Ada Polisi dalam Ujian Advokat, Ini Penjelasan PERADI
Utama

Ada Polisi dalam Ujian Advokat, Ini Penjelasan PERADI

UU Advokat melarang pegawai negeri atau pejabat negara untuk diangkat menjadi advokat, bukan mengikuti ujian dan PKPA.

Oleh:
RIA
Bacaan 2 Menit
Sekjen DPN PERADI Thomas Tampubolon. Foto: Istimewa
Sekjen DPN PERADI Thomas Tampubolon. Foto: Istimewa
Sebanyak 38 perwira polisi turut serta dalam Ujian Profesi Advokat (UPA) yang dilaksanakan Perhimpunan Advokat Indonesia (PERADI) kubu Fauzie Hasibuan, Sabtu (21/5). Ikut dalam pelaksanaan ujian di Jakarta, Ketua Panitia UPA (PUPA) Hermansyah Dulaimi menyebutkan bahwa para polisi tersebut secara resmi diutus oleh Mabes Polri.

Sekretaris Jenderal Dewan Pimpinan Nasional (DPN) PERADI Thomas Tampubolon membenarkan keikutsertaan aparat-aparat yang kini dikenal dengan tagline “turn back crime”-nya itu. Namun, kata Thomas, ini bukanlah kali pertama ada polisi yang ikut ujian advokat sejak PERADI menggelarnya.

“Ini bukan yang pertama. Dari dulu-dulu juga sudah ada polisi yang ikut ujian advokat. Bahkan jaksa dan pegawai negeri sipil lain juga ada,” tutur Thomas saat dihubungi hukumonline, Kamis (26/5).

Bukan tanpa bekal, para polisi ini bisa ikut ujian karena sebelumnya juga sudah mengikuti Pendidikan Khusus Profesi Advokat (PKPA) seperti peserta lainnya. Untuk hal yang satu ini, Thomas menyebutkan, DPN PERADI memang sudah lama bekerja sama dengan Polri untuk melaksanakan PKPA bagi polisi yang ditunjuk.

Sudah sekitar lima tahun lalu PERADI mengadakan PKPA untuk polisi, kata Thomas, tetapi yang mengikuti ujian hanya satu sampai dua orang saja. Ia pun mengakui bergabungnya para pegawai negeri ini sudah sejak lama menuai protes dari rekan-rekan satu profesinya. Terjadi perdebatan panjang terkait keikutsertaan mereka.

Namun, saat Thomas memegang jabatan Ketua PUPA, dalam perdebatan tersebut ia meyakinkan bahwa UU No. 18 Tahun 2003 tentang Advokat tidak melarang mereka melakukan ujian.
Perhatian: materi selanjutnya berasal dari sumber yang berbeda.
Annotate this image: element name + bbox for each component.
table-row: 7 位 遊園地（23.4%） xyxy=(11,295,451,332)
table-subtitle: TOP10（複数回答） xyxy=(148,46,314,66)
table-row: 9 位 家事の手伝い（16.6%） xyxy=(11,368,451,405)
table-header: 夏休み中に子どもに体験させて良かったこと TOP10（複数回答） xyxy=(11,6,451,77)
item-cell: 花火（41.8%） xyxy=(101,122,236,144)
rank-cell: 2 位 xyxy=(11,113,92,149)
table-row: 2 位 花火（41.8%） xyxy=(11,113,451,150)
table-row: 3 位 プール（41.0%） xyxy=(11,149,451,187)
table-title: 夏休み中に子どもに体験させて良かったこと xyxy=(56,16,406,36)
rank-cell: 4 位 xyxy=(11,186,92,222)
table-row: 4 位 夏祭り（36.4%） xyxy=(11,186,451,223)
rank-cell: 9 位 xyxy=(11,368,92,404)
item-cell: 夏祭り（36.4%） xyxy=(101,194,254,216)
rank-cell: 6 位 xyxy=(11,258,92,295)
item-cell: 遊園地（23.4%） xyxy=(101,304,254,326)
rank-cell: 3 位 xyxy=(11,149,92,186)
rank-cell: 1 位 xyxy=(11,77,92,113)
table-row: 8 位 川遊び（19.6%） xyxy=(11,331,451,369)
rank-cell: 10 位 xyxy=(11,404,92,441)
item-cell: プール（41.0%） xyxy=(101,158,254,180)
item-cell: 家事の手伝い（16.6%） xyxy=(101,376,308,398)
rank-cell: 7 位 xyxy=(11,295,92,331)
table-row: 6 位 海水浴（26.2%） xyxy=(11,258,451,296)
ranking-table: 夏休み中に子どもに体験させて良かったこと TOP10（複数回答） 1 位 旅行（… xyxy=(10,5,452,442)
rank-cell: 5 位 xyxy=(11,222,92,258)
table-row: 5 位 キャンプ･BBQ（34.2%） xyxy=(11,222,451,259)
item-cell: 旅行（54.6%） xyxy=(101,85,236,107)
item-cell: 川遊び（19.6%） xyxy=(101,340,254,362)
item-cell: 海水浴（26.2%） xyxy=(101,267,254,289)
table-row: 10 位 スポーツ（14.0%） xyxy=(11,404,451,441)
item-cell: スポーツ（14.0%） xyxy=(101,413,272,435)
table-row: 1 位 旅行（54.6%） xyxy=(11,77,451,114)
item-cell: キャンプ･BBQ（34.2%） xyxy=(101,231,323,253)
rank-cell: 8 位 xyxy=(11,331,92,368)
UU Advokat hanya menyinggung syarat untuk pengangkatan seseorang menjadi advokat di mana salah satu poinnya menyebutkan tidak berstatus sebagai pegawai negeri atau pejabat negara.

“Jadi, secara teoritis untuk ujian itu memang bisa, karena undang-undang hanya mengatakan ‘seseorang saat diangkat menjadi advokat tidak boleh berstatus sebagai pegawai negeri atau pejabat negara’. Poinnya ada dipengangkatan,” tegas Thomas.

Mengacu pada aturan tersebut pula, ketika para polisi mempertanyakan hak mereka ikut ujian, DPN PERADI menjelaskan bahwa mereka boleh saja mengambil ujian tersebut. Namun, para polisi tersebut tidak akan bisa diangkat menjadi advokat apabila masih aktif. Sekalipun masa pensiun orang tersebut sudah tinggal beberapa bulan lagi, DPN PERADI tidak akan mengangkatnya.

“Ada yang tinggal berapa bulan lagi pensiun minta diangkat, kami bilang, ‘sabar lah tunggu waktumu, karena itu selamanya bisa menjadi masalah,’ saya bilang. Kalau pengangkatannya saja tidak sah, seumur-umur dia berprofesi itu bisa menjadi persoalan yang patut dikhawatirkan,” ungkapnya.

Thomas pun bercerita, pernah sekali waktu DPN PERADI menemukan advokat yang ternyata masih menjabat sebagai pegawai negeri. Saat itu juga, DPN PERADI membatalkan pengangkatan sumpahnya. “Untungnya tidak protes. Karena sekalipun protes, kita bisa berargumen bahwa dia memalsukan keterangan. Bisa dipidana itu dia. Bisa fatal. Tapi dia mengerti juga,” kenang Thomas.

“Ini yang jadi beban berat juga untuk kita. Terus terang kami juga tidak bisa deteksi semua kebenaran kan, tetapi kami selalu ingatkan itu dengan tegas,” tutupnya.